THE GOOD: The Samsung Q2 is incredibly inexpensive and offers solid sound quality, a nice screen, and a decent array of features, such as an FM tuner, voice recording, and games.
THE BAD: The Samsung Q2 has a cheap, plastic design that's generic looking. There's no dedicated volume, and the touch-pad interface is not ideal for all users. The battery life for audio is appalling.
THE BOTTOM LINE: The Samsung Q2 offers excellent bang for your buck thanks to its rock-bottom pricing, plentiful features, lovely screen, and solid sound quality.
The MP3 player market has done nothing but benefit from the decline in flash memory prices. One of many examples can be found in the Samsung Q2, a plain-looking device that comes in 8GB and 16GB versions for just $99.99 and $129.99, respectively. The Q2 is priced well below its competitors–particularly the 16GB version–and it delivers an excellent value, thanks to good sound quality and a nice array of handy features. However, we're not taken with the player's design.
On first glance, the Samsung Q2 appears pretty sleek, but up close, the plastic design leaves a little to be desired. The light-up touch-pad controls on the face and chrome-like border wrapping around the edges do add hints of style, but overall, the unit has a rather generic look that doesn't seem particularly innovative at this stage in the game. Of course, it's a budget player, so we can't expect the Q2 to have the slick, weighty feel of the P3. It's certainly a reasonably compact player, measuring 3.9 inches by 1.9 inches by 0.4 inch, and the display is relatively large at 2.4-inches diagonal.
The screen–a QVGA number with 320×240-pixel resolution–offers excellent clarity and color saturation. Also, the icon-driven interface is exceptionally easy to navigate, although we found ourselves drawn to touch the screen in an attempt to control the unit, which is not an option. Also, the touch pad may not appeal to some and makes blind navigation impossible–especially since there isn't even a dedicated volume rocker. The only tactile buttons are on the right side (a power/hold key and record button).
Although its construction strikes us as fairly cheap, the Samsung Q2 does pack in an impressive amount of features for the price. You can connect the player to either a Mac (UMS) or Windows (MTP) operating system, and choose between jukebox or drag-and-drop transfer modes. To that end, the device also offers a folder navigation option onboard, in case you prefer that style of browsing for content. Music (MP3, Flac, OGG, WMA) is also organized into the artist, album, and playlist step-down structure. In addition to that media, the Q2 also supports MPEG4 and WMV video as well as JPEG photos. If you get sick of your own content, you can flip on the FM tuner, which includes rudimentary RBDS capability, autoscanning, preset modes, and a recording function. There's even a built-in mic for making voice recordings, and the player accepts text files and datacasts. You may also create one on-the-fly playlist on the device itself.

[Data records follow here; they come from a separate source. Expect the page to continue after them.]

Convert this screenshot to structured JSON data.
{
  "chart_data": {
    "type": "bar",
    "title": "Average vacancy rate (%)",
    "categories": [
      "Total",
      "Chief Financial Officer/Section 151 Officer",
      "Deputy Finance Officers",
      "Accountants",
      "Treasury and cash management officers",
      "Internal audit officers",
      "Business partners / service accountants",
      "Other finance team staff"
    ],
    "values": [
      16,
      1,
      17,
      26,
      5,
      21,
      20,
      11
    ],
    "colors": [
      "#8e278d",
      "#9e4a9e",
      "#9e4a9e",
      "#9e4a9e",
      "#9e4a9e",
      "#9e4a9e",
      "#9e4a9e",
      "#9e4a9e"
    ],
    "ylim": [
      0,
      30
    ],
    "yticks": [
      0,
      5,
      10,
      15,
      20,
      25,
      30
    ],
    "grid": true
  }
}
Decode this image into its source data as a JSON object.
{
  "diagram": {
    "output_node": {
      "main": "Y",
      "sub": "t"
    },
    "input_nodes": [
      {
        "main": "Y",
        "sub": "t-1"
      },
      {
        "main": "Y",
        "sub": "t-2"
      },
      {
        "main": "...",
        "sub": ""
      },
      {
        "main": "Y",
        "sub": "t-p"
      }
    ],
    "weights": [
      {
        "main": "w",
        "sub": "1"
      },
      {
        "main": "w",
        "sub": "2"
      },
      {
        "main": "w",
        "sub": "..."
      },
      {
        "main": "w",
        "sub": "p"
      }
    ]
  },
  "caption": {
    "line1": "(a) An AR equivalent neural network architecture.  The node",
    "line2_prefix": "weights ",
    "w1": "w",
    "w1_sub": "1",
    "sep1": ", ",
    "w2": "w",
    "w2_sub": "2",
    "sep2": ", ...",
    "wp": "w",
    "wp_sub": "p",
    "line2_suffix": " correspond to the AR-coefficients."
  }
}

Hands-on testing proved that the Samsung Q2 is a solid performer across the board, although audio is not as stellar as that offered by the P3. However, you get a plethora of sound enhancement options as well as a five-band user EQ, so most listeners should be able to fine tune things to their liking. In general, music sounded clear and warm, with reasonable, but not thumping, bass response. Although we could hear plenty of high-end detail, it was not as sparkling as that offered by the Q2's touch-screen cousin. Also, the battery life for audio is dismal: CNET Labs clocked it at just 6.9 hours. Video, on the other hand, fared OK, clocking in at 4 hours. But we still have no issues recommending this player as a solid budget option.